In philately, an imprinted stamp is a stamp printed onto a piece of postal stationery such as a stamped envelope, postal card, letter sheet, letter card, aerogram or wrapper. The printing may be flat upon the surface of the paper, or embossed with a raised relief. An imprinted stamp is also known as unadhesive stamp or indicium.

The cost of the item of stationery includes the manufacture of the item and the charge for postal service. The design of imprinted stamps often bears a close resemblance to normal adhesive stamps of the same country and era. It may be a definitive or commemorative stamp.

== Collecting ==
In the early days of philately, it was common to cut the imprinted stamp from the rest of the item and retain only the stamp. This is known as a cut square. In the U.K. this is known as cut-out. If the imprinted stamp is then trimmed around the edges, it is known as cut to shape. It is a full corner if it has the complete corner of the envelope with side and back flaps attached. Today collectors much prefer to keep postal stationery items intact, because cutting destroys the postal history, the knife of the stamped envelope, the postmark and any receiving marks.

== Usage ==
Some countries permitted the use of a cut-out imprinted stamp to pay postage on another item of mail. This is also known as a cut-out.

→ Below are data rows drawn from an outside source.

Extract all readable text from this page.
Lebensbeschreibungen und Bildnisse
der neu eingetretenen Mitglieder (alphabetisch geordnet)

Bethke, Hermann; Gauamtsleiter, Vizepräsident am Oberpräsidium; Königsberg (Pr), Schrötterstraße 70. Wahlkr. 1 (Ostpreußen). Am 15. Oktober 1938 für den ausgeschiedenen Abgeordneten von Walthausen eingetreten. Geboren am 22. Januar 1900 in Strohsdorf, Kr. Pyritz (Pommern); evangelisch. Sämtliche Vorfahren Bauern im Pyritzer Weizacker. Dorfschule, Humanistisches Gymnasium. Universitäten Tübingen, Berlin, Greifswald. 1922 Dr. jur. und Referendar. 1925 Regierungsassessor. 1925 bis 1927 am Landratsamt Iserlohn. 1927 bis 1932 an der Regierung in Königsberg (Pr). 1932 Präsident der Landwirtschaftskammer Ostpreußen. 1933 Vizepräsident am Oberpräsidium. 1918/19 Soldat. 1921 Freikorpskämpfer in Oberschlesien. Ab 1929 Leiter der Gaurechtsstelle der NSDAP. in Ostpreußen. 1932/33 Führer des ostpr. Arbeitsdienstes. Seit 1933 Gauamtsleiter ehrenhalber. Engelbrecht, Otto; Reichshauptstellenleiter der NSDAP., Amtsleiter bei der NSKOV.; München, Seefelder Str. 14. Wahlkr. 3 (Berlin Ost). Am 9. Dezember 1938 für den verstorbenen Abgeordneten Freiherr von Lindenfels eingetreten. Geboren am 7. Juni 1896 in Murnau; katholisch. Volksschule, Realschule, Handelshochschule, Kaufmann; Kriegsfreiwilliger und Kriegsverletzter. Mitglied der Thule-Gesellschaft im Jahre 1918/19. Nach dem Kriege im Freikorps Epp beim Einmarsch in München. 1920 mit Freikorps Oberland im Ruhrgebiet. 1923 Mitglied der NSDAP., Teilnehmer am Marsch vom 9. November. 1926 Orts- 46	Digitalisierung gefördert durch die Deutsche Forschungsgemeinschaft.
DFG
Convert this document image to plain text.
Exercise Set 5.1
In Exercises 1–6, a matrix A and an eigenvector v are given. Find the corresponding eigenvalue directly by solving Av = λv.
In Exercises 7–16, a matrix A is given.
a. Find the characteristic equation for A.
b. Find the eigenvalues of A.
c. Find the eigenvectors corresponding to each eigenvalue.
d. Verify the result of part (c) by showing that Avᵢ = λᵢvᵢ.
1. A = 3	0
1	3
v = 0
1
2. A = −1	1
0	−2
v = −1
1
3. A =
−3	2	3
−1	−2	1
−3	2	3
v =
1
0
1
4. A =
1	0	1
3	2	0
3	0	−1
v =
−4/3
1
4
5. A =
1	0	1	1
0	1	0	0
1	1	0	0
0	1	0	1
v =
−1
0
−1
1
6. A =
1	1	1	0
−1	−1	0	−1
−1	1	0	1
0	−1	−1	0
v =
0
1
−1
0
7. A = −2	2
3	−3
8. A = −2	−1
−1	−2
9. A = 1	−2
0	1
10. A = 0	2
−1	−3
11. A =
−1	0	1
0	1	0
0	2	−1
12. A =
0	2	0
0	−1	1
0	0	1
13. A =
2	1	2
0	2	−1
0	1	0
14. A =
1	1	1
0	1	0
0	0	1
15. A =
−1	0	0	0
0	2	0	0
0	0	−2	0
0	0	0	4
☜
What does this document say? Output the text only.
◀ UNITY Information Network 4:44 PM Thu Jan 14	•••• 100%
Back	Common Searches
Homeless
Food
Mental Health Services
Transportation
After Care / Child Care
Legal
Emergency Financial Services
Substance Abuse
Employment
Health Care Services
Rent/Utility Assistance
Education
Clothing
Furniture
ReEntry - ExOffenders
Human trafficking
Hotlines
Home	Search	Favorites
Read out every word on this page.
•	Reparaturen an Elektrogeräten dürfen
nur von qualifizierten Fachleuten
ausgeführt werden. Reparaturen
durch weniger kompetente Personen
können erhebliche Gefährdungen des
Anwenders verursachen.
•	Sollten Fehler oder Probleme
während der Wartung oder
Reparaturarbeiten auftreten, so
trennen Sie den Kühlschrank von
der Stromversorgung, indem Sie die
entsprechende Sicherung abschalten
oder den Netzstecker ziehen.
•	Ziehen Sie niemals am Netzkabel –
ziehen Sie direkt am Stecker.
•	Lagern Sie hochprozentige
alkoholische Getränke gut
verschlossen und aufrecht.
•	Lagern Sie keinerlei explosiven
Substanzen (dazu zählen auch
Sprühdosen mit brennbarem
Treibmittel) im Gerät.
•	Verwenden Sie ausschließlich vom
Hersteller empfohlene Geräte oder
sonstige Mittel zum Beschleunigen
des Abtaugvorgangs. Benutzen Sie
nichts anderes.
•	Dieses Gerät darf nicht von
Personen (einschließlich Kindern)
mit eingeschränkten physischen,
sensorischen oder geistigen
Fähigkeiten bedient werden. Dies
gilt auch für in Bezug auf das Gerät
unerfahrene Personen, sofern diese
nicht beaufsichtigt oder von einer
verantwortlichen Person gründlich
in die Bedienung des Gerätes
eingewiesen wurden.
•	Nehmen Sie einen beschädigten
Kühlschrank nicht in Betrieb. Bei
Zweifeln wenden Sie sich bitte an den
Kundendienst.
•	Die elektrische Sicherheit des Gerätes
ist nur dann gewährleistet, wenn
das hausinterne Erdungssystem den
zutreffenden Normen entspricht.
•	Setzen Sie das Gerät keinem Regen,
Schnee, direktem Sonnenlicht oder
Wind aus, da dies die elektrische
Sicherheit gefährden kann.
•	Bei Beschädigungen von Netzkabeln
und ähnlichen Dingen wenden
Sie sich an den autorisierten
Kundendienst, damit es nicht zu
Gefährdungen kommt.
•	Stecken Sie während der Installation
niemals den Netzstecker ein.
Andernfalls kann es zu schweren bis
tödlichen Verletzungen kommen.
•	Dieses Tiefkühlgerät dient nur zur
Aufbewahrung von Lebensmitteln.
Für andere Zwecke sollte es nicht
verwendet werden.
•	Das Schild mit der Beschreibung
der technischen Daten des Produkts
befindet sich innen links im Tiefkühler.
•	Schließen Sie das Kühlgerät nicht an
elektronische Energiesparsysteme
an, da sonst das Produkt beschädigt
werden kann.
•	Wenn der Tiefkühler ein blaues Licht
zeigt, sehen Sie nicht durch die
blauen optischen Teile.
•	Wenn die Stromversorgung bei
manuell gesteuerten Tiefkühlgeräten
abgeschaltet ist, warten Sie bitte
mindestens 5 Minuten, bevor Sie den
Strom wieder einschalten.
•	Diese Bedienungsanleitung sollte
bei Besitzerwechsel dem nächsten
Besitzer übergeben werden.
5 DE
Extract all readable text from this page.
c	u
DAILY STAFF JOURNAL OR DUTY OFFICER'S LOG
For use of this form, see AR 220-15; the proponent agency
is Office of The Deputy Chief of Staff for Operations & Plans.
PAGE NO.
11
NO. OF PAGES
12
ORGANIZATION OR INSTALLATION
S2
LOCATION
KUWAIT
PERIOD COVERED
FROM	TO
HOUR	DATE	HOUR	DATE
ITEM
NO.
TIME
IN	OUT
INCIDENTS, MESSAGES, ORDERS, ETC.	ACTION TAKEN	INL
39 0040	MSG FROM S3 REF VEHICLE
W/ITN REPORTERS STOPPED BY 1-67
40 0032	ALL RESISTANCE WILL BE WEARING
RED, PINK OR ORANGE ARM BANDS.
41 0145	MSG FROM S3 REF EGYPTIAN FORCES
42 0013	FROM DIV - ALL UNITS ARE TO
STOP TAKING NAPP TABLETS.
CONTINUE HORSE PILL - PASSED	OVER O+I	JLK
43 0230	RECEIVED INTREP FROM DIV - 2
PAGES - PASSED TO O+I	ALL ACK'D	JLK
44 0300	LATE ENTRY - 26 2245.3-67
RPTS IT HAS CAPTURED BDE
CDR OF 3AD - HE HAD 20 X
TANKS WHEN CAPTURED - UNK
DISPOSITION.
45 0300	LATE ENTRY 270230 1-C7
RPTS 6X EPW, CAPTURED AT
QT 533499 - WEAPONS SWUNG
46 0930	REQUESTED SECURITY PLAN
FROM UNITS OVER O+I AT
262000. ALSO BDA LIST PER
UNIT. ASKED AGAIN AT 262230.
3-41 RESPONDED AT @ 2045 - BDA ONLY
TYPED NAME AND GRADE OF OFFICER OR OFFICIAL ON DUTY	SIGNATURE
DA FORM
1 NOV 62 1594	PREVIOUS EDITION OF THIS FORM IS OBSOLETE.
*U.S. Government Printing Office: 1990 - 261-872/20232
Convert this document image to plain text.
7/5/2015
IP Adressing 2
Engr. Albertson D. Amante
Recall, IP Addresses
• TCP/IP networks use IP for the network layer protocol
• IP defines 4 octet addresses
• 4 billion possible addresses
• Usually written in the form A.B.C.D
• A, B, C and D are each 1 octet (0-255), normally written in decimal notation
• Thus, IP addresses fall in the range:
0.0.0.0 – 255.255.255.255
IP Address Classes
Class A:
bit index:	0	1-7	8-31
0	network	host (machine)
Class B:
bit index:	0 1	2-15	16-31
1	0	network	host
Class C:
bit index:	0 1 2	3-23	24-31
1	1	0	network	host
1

Items of postal stationery with an imprinted stamp are sometimes found with adhesive stamps added to pay for additional services such as airmail, registration or the part transport of mail by a local postal service. Such covers are known as conjunctive covers, and such use is known as a conjunctive use. Placement of the adhesive stamp in addition to the imprinted stamp in order to pay a higher postal rate is called "uprated" (Spanish= franqueos complementarios). This term also applies when an imprinted or embossed stamp is overprinted or handstamped to increase the face value.